RECENT ACTIONS IN THE ASSET ALLOCATION STRATEGY
We are tactically overweight equities, especially US and EMU equities. We are underweight Europe ex-EMU equities. We are neutral on Emerging markets and Japanese equities. In the bond part, we are underweight duration and diversify out of low-yielding government bonds via exposures to credit, preferably by European issuers and Emerging markets debt in hard currency. In terms of currency, we keep a long JPY, a short USD and a short GBP. We also have an exposure to gold.
CROSS ASSET VIEWS AND PORTFOLIO POSITIONING
- We are overweight equities
- We are overweight US equities. We think there is still a Trump put in addition to a Fed put, which makes the region a relatively safer choice. Consumption is strong, the labour market remains solid while inflation is in check.
- We are neutral Emerging markets equities. The region has underperformed the most year-to-date and could offer some upside. A dovish US Fed is a tailwind.
- We are overweight euro zone equities. We are aware of the restraining factors such as the vulnerability of global trade, and the manufacturing recession in Germany. Fiscal stimulus in Europe (the Netherlands, Germany, Italy) is becoming a topic, but implementation may take time. A window of opportunity opened with receding political uncertainty and long-term ECB visibility.
- We stay underweight Europe ex-EMU equities. The region has a lower expected earnings growth rate and thus lower expected returns than the continent, justifying our negative stance. Brexit is a major hurdle.
- We stay neutral Japanese equities. Absence of conviction, as a catalyst is missing. It seems increasingly likely that the government will stick to its plan and increase the consumption tax from 8 to 10% in October.

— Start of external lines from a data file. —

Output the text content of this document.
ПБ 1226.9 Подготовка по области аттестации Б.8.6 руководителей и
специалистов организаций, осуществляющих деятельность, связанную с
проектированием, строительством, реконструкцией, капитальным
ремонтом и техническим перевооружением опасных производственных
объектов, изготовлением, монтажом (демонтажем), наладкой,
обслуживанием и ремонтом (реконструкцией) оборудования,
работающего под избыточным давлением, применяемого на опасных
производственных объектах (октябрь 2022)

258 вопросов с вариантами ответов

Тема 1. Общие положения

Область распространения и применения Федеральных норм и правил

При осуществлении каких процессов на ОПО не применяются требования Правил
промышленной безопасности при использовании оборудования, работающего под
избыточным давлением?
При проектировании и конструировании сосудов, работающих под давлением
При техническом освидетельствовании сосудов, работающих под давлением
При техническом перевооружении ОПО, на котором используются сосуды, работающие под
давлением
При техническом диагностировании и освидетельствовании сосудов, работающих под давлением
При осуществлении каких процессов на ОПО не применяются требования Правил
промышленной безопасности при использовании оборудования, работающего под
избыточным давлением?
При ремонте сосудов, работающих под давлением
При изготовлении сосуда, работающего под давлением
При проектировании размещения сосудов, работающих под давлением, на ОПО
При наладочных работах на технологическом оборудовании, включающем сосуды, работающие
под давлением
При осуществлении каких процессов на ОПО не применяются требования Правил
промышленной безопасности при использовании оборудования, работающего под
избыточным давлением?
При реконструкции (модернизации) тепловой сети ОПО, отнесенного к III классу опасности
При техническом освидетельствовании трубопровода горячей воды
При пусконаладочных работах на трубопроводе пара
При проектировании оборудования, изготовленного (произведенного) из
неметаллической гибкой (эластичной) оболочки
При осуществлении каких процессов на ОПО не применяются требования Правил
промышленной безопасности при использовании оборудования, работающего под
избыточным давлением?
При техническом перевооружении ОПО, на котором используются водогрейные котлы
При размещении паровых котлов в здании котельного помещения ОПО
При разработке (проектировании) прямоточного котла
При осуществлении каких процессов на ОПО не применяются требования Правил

- We are underweight bonds, keeping a short duration and diversify.
- We expect rates and bond yields, to stay low.
- The ECB will have a new president on November 1st. The nomination of Christine Lagarde is good news for those expecting the dovishness to last beyond the 8-year presidency of Mario Draghi.
- We diversify out of low-yielding government bonds, and our preference goes to Emerging debt in hard currency and EUR-issued corporate bonds.
- Emerging market debt has an attractive carry and the dovish stance of the Fed represents a tailwind. Trade uncertainty and idiosyncratic risks in Turkey and Argentina are headwinds.
- We also have an exposure to gold in order to increase the portfolio hedging.